The New Jersey prosecutors are not actually charging Dharun Ravi in connection with Clementi’s death. How could they, since you’d have to be even stupider than Chris Christie and Frank Lautenberg to think that any such thing was in his mind. The actual charges are: invasion of privacy, bias intimidation, witness tampering, and evidence tampering. The last two items are just b.s. Invasion of privacy is a reasonable description of what Ravi did, though you need to be borderline insane, which apparently New Jersey is, to think that it’s a suitable matter for a full court trial with multi-year sentences in the balance.

The truly poisonous charge is that second one, “bias intimidation.” This is basically a charge that Ravi had Bad Thoughts: that he looked down on homosexuals and invaded Clementi’s privacy on those grounds. It’s a charge of Thoughtcrime.

The Middlesex County prosecutor’s office actually offered Ravi a plea deal back in May: if he’d plead guilty they’d give him five years in the slammer. If not, he’d go to trial and face ten if found guilty on the Thoughtcrime charge. Ravi turned down the deal, and the trial starts next week.

Once again, here’s what Ravi did: He used a webcam to film his roommate kissing a guy. Then he tweeted that, quote, “I saw him making out with a dude. Yay.” And for this, we’re talking fives and tens of years in jail — not really because of the trivial thing he did, but for having bad thoughts.

This is the most horrible, most shameful prosecution I’ve heard of for a long time. Homosexuals are less than four percent of our population, perhaps only one percent; and rather than face down the shrieking hysteria of this tiny minority, we are turning our jurisprudence upside down and wrecking the life of a harmless young man in an effort to appease the mob.

From all that I’ve read — and I’ve read a good deal about this case: Ian Parker’s report in the February 6th New Yorker is a good starting point — Tyler Clementi was a chronically unhappy young man. He killed himself, for reasons not known. That’s an awful thing: I speak as the father of two teenagers.

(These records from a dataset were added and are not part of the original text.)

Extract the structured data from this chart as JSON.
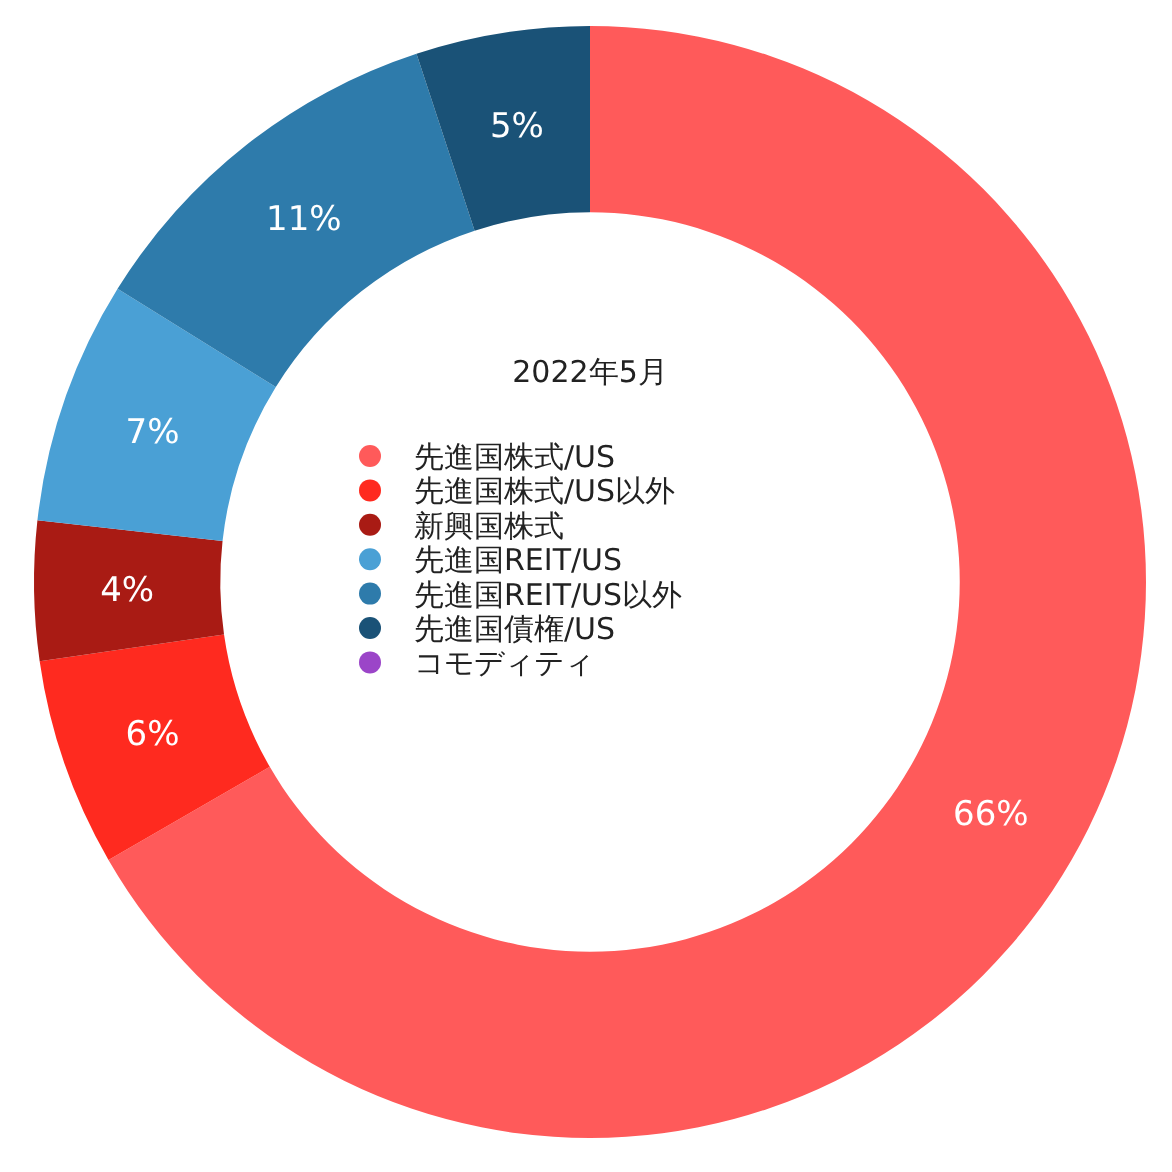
{
  "chart_data": {
    "type": "donut",
    "legend_title": "2022年5月",
    "categories": [
      "先進国株式/US",
      "先進国株式/US以外",
      "新興国株式",
      "先進国REIT/US",
      "先進国REIT/US以外",
      "先進国債権/US",
      "コモディティ"
    ],
    "values": [
      66,
      6,
      4,
      7,
      11,
      5,
      0
    ],
    "value_labels": [
      "66%",
      "6%",
      "4%",
      "7%",
      "11%",
      "5%",
      null
    ],
    "colors": [
      "#ff5a5a",
      "#ff2a1f",
      "#a91b14",
      "#4aa0d5",
      "#2e7bab",
      "#1a5277",
      "#9b45c8"
    ],
    "legend": "center"
  }
}
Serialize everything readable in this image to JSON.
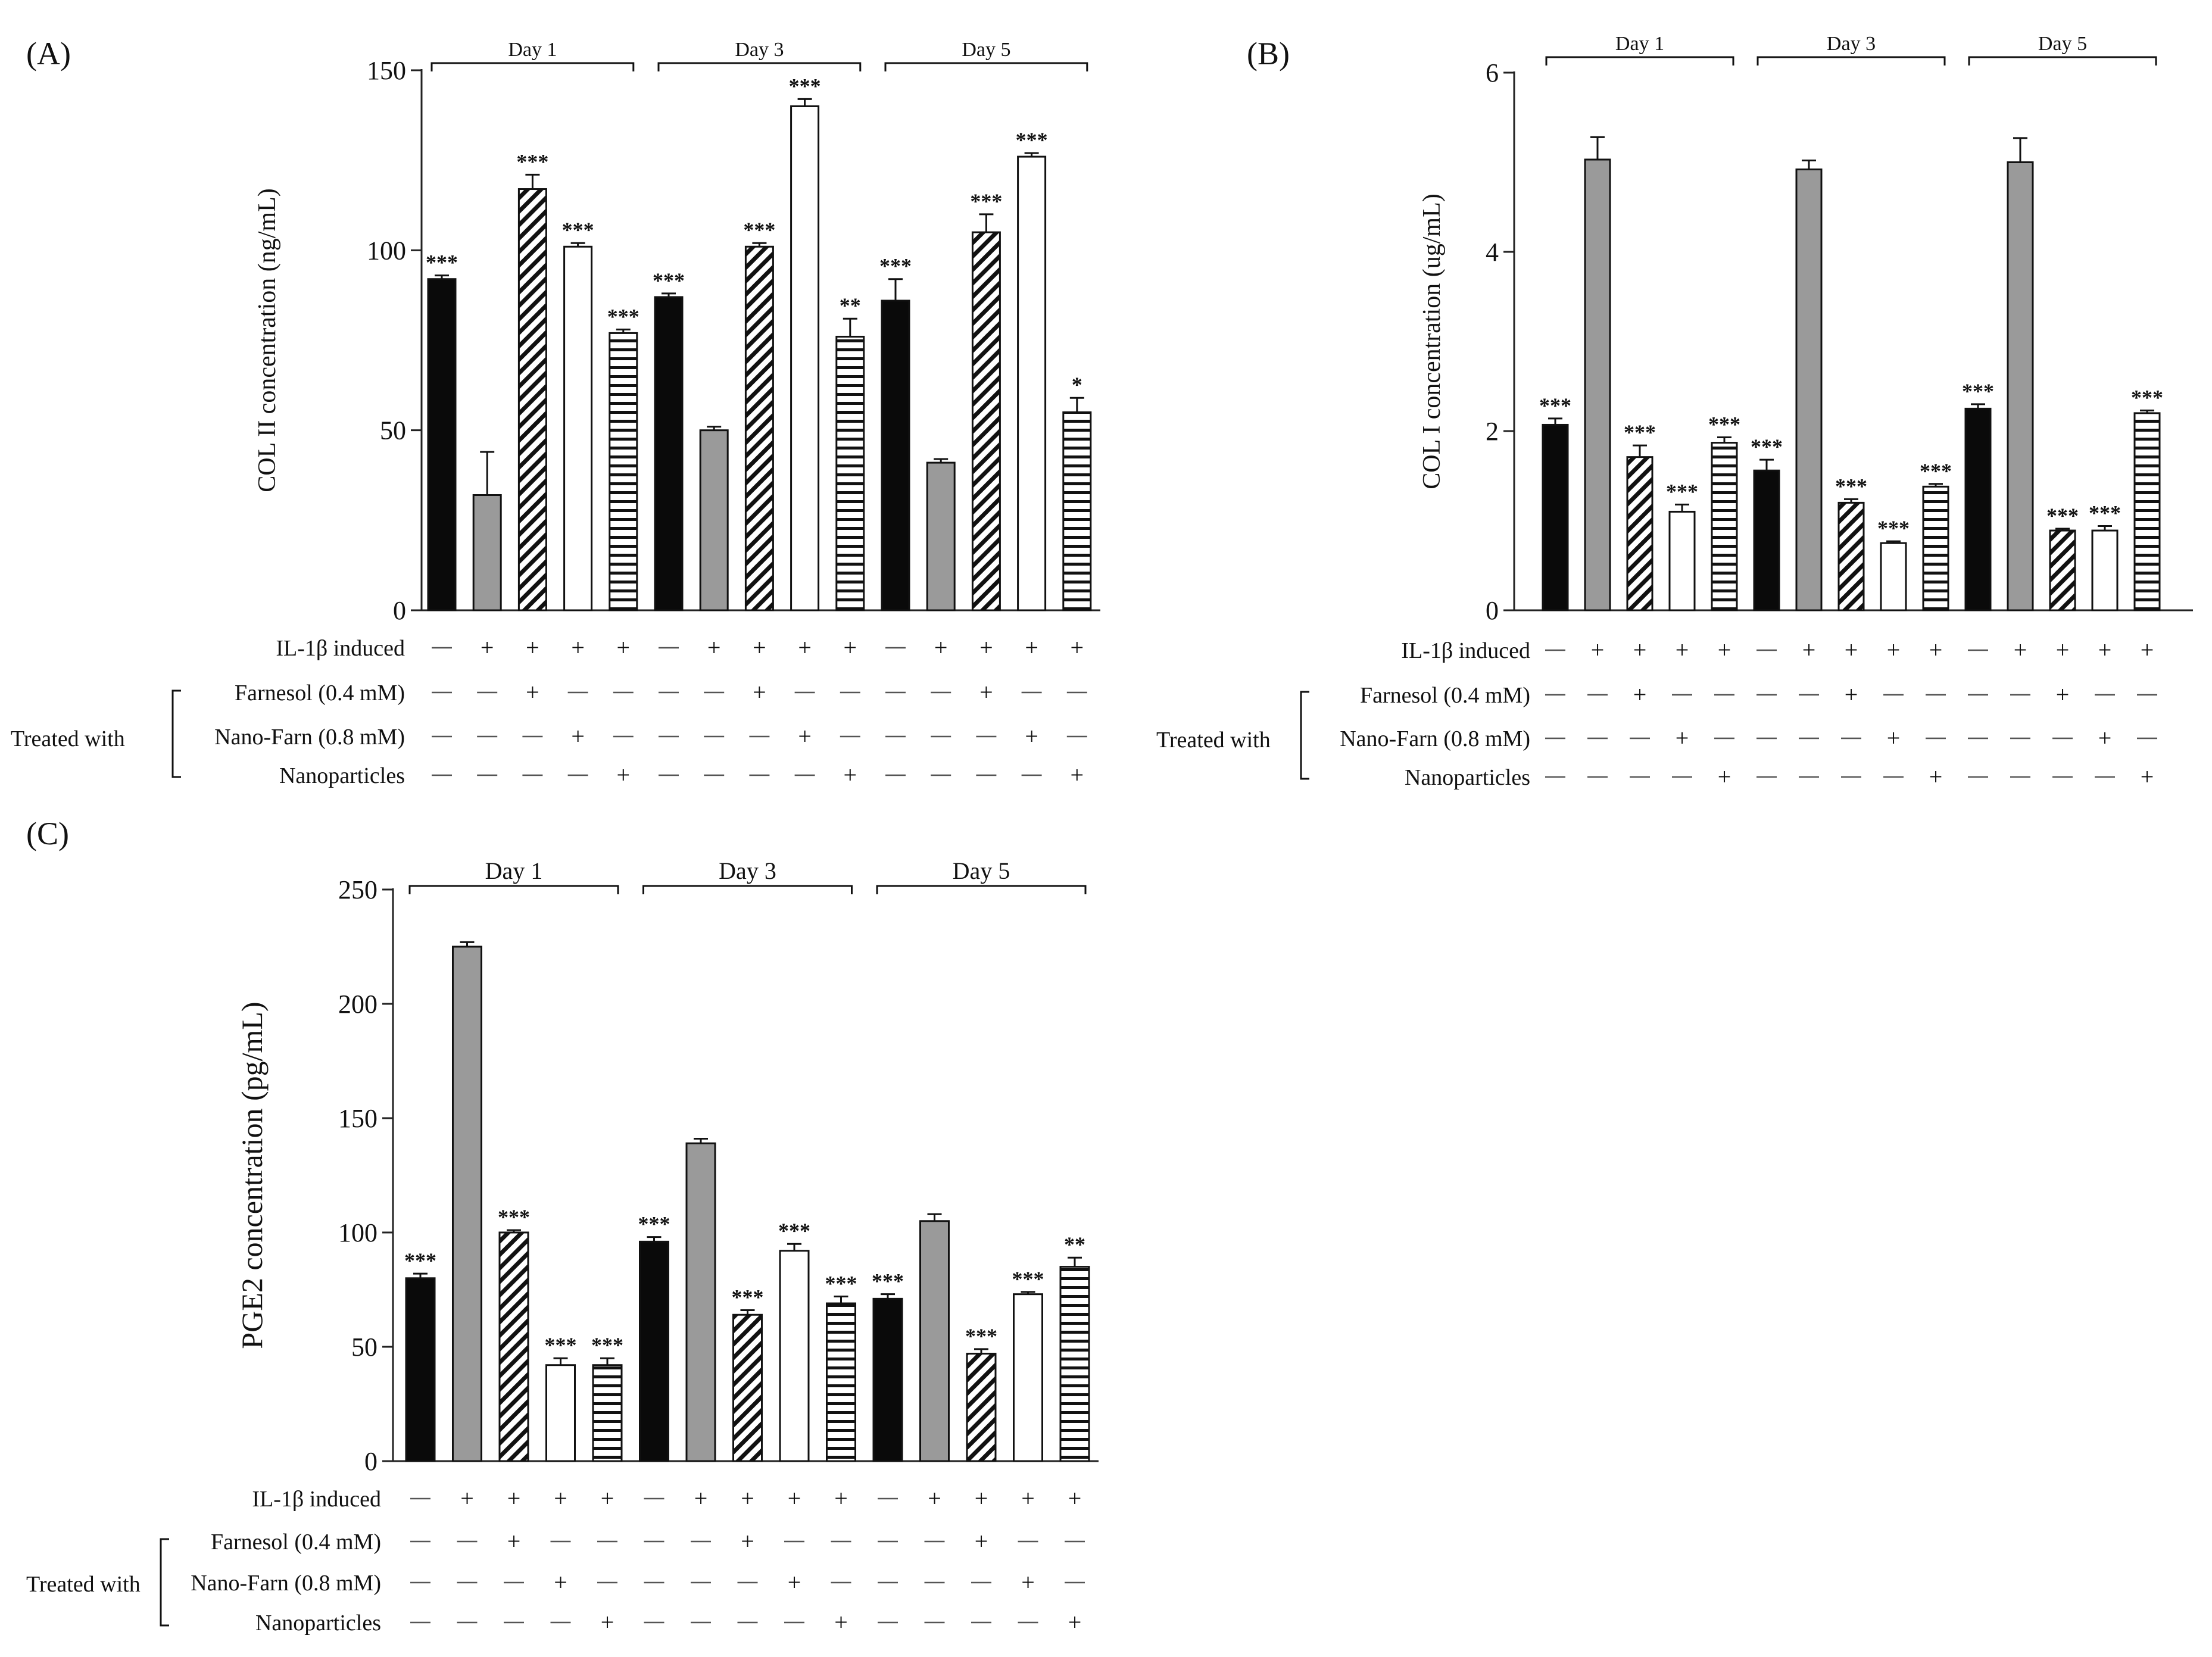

It is not the purpose of the federal government to try to prevent unhappy people from killing themselves though; nor is it the purpose of the judiciary, when such a thing happens, to hunt out a scapegoat and drag him through the courts at the behest of rich, noisy nuisance lobbies.

“You can’t go to jail for what you’re thinking,” went the old song. In New Jersey, you can, if you’re thinking unkind thoughts about homosexuals. This prosecution is a disgrace to New Jersey, a shame on the people of New Jersey and on their gibbering, pandering, fool politicians. The charges against Dharun Ravi are nothing less than totalitarian.

Now I’m going to start the uncontrollable screaming; but it’s OK, I’ll do it off mike.

You can bet your bottom dollar on this:  when the Supreme Court decides that the First Amendment is unconstitutional (yes, I know, it’s a contradiction in terms, but they’ll use artful language to express their point), it will use the suicide of youths as the fig leaf for that step into totalitarianism.  Mark my words.

That said, the death of Tyler Clementi is a tragedy.  I wish his family the ultimate comfort of being reunited at the Resurrection.